I dried the seed heads for a few weeks, and then threshed them using the “Ellison taped blender blades” method from UWP Newsletter 19. I winnowed and screened them and was con­servative as I did not want to lose much seed. A few years ago I purchased a number of small framed screens. The 10/64" round hole screen worked best. It let some hulls through­. The secret to minimizing this is to watch what you are doing, shake it a few times, stop when you don't see any more seeds and discard the hulls. More shakes will lead to more hulls in the product. The threshing took 15 minutes, and I spent 45 minutes on winnowing/screening.  It shouldn't have taken so long - I was piddling and trying to not lose any seeds. Basically, it took about an hour for both.

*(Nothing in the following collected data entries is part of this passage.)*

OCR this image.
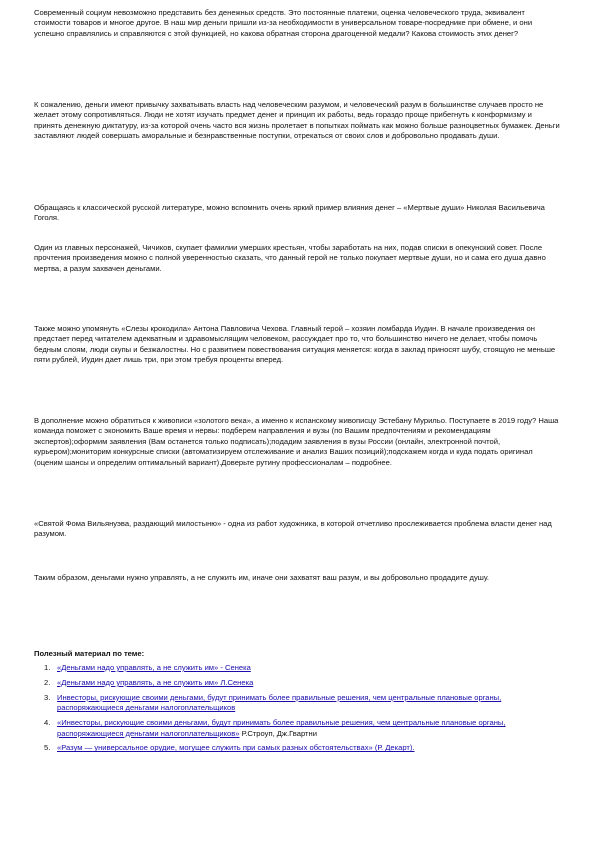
Современный социум невозможно представить без денежных средств. Это постоянные платежи, оценка человеческого труда, эквивалент стоимости товаров и многое другое. В наш мир деньги пришли из-за необходимости в универсальном товаре-посреднике при обмене, и они успешно справлялись и справляются с этой функцией, но какова обратная сторона драгоценной медали? Какова стоимость этих денег?

К сожалению, деньги имеют привычку захватывать власть над человеческим разумом, и человеческий разум в большинстве случаев просто не желает этому сопротивляться. Люди не хотят изучать предмет денег и принцип их работы, ведь гораздо проще прибегнуть к конформизму и принять денежную диктатуру, из-за которой очень часто вся жизнь пролетает в попытках поймать как можно больше разноцветных бумажек. Деньги заставляют людей совершать аморальные и безнравственные поступки, отрекаться от своих слов и добровольно продавать души.

Обращаясь к классической русской литературе, можно вспомнить очень яркий пример влияния денег – «Мертвые души» Николая Васильевича Гоголя.

Один из главных персонажей, Чичиков, скупает фамилии умерших крестьян, чтобы заработать на них, подав списки в опекунский совет. После прочтения произведения можно с полной уверенностью сказать, что данный герой не только покупает мертвые души, но и сама его душа давно мертва, а разум захвачен деньгами.

Также можно упомянуть «Слезы крокодила» Антона Павловича Чехова. Главный герой – хозяин ломбарда Иудин. В начале произведения он предстает перед читателем адекватным и здравомыслящим человеком, рассуждает про то, что большинство ничего не делает, чтобы помочь бедным слоям, люди скупы и безжалостны. Но с развитием повествования ситуация меняется: когда в заклад приносят шубу, стоящую не меньше пяти рублей, Иудин дает лишь три, при этом требуя проценты вперед.

В дополнение можно обратиться к живописи «золотого века», а именно к испанскому живописцу Эстебану Мурильо. Поступаете в 2019 году? Наша команда поможет с экономить Ваше время и нервы: подберем направления и вузы (по Вашим предпочтениям и рекомендациям экспертов);оформим заявления (Вам останется только подписать);подадим заявления в вузы России (онлайн, электронной почтой, курьером);мониторим конкурсные списки (автоматизируем отслеживание и анализ Ваших позиций);подскажем когда и куда подать оригинал (оценим шансы и определим оптимальный вариант).Доверьте рутину профессионалам – подробнее.

«Святой Фома Вильянуэва, раздающий милостыню» - одна из работ художника, в которой отчетливо прослеживается проблема власти денег над разумом.

Таким образом, деньгами нужно управлять, а не служить им, иначе они захватят ваш разум, и вы добровольно продадите душу.

Полезный материал по теме:

1. «Деньгами надо управлять, а не служить им» - Сенека
2. «Деньгами надо управлять, а не служить им» Л.Сенека
3. Инвесторы, рискующие своими деньгами, будут принимать более правильные решения, чем центральные плановые органы, распоряжающиеся деньгами налогоплательщиков
4. «Инвесторы, рискующие своими деньгами, будут принимать более правильные решения, чем центральные плановые органы, распоряжающиеся деньгами налогоплательщиков» Р.Строуп, Дж.Гвартни
5. «Разум — универсальное орудие, могущее служить при самых разных обстоятельствах» (Р. Декарт).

We started off with 1½ gallons of seed heads, and this, by coincidence, weighed 1 lb 8 oz. The cleaned seeds occupied 6.5 oz. by volume and weighed 5 oz.

This has been a year of record heat. The owner watered to keep her oak trees alive, so the plants got some relief. Neverthe­less, the seeds were half the size of those in a normal year. The yield could easily be twice this in a normal year.

So, here is a perennial grain that is ready today! Of course, the above calculates out to only about 92 pounds per acre.  In the summer of 2011, in one area of North Dakota the wheat yield was 43 bushels/acre (or 2580 lb/ac at 60 lb/bu).  (In 2010, the wheat yield was 65 bushels.)  But, these C. latifolium yields are without fertilization or weed control and under extreme conditions. The important aspects are that this crop is already “perennialized”, it is drought tolerant and it is a native which is already accustomed to our ecosystem in general.  Further, yield improvement is likely a lot simpler than turning an annual into a perennial.

How many other prospective perennial grains might there be?  The completion of The Useful Wild Plants Project must be accelerated so that we can begin to discover and develop other potential perennial grains, as well as Silver BB solutions to other Peak Oil challenges.